Questo ero solita chiedermi, cadendo in depressione.
Quando eravamo soli, però, se camminavamo, si avvicinava a me, la sua mano sfiorava la mia, o mi sfiorava il sedere. Se lo avessi visto ancora come un amico, mi sarei scansata, con aria offesa. Erano momenti in cui mi illudevo di interessargli, anche un pochino, non mi importava.
Ma poi, quando mi invitava casa sua, per vedere un film, invitando anche Filippo, lo vedevo, su WhatsApp, controllare Elena. E lì il mondo mi cadeva addosso.
Non potevo più vivere in quel modo.
Avevo tre strade di fronte a me: rinunciare a lui, dichiararmi, o trovare un modo per far dichiarare LUI.
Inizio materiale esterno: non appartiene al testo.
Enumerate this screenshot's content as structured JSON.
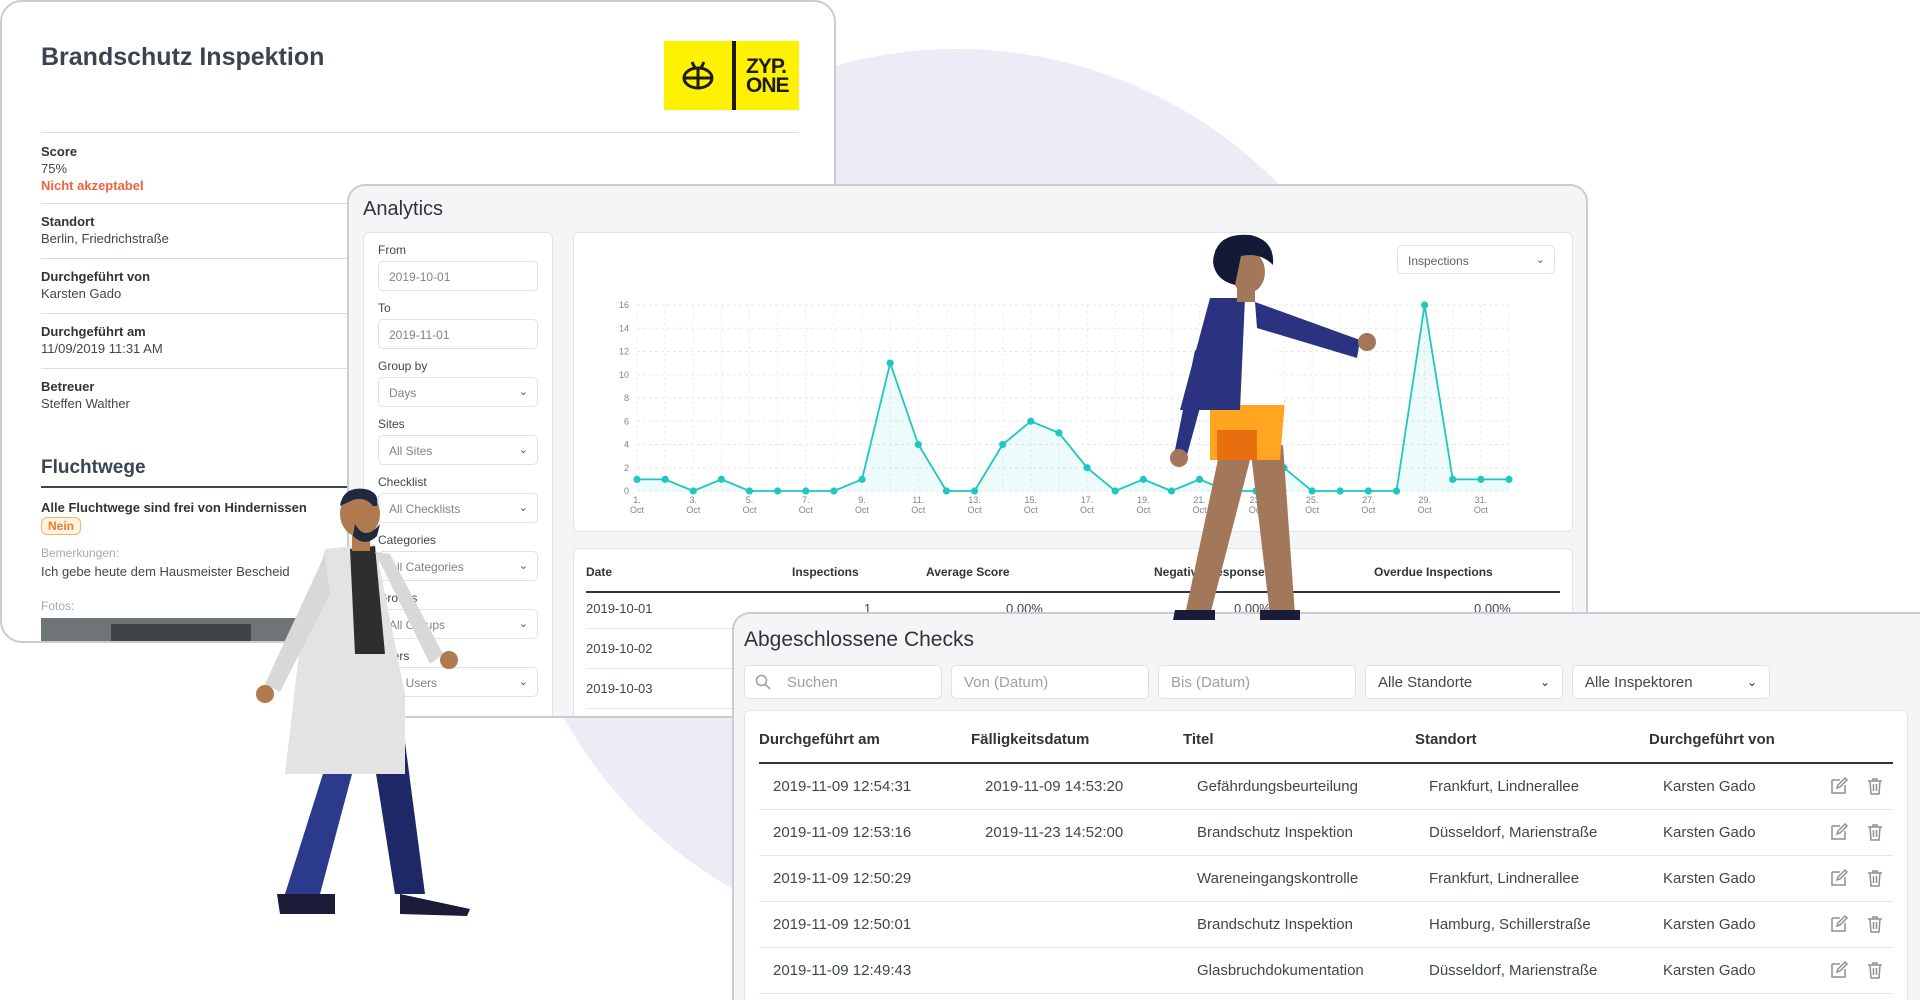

Avevo anche trovato, forse, la strategia migliore: un CD pieno di canzoni d’amore, incartato con i cuori, con sopra un bigliettino con scritto non una dichiarazione, ma un passo di una poesia di Leopardi, “Consalvo”, una delle mie preferite.
 
Parto da te. Mi si divide il cor
In questo dir. Più non vedrò quegli occhi
Né la tua voce udrò! Dimmi: ma pria
Di lasciarmi in eterno, Elvira, un bacio
Non vorrai tu donarmi? Un bacio solo
In tutto il viver mio?
 
Studiavo lettere, all’università, e ho avuto il modo di analizzare a fondo questa poesia. Piangevo spesso a leggere questo passo, perché immaginavo me, al posto di Consalvo, morente, e Gabriele, al posto di Elvira, chinarsi su di me, e darmi il primo e ultimo bacio; ma, nello stesso tempo, immaginavo lui al posto di Consalvo e Elena al posto di Elvira, e questo mi faceva soffrire ancora di più.
E la compilation di canzoni? Non canzoni qualsiasi, ma dei Tokio Hotel! Ovvio, no?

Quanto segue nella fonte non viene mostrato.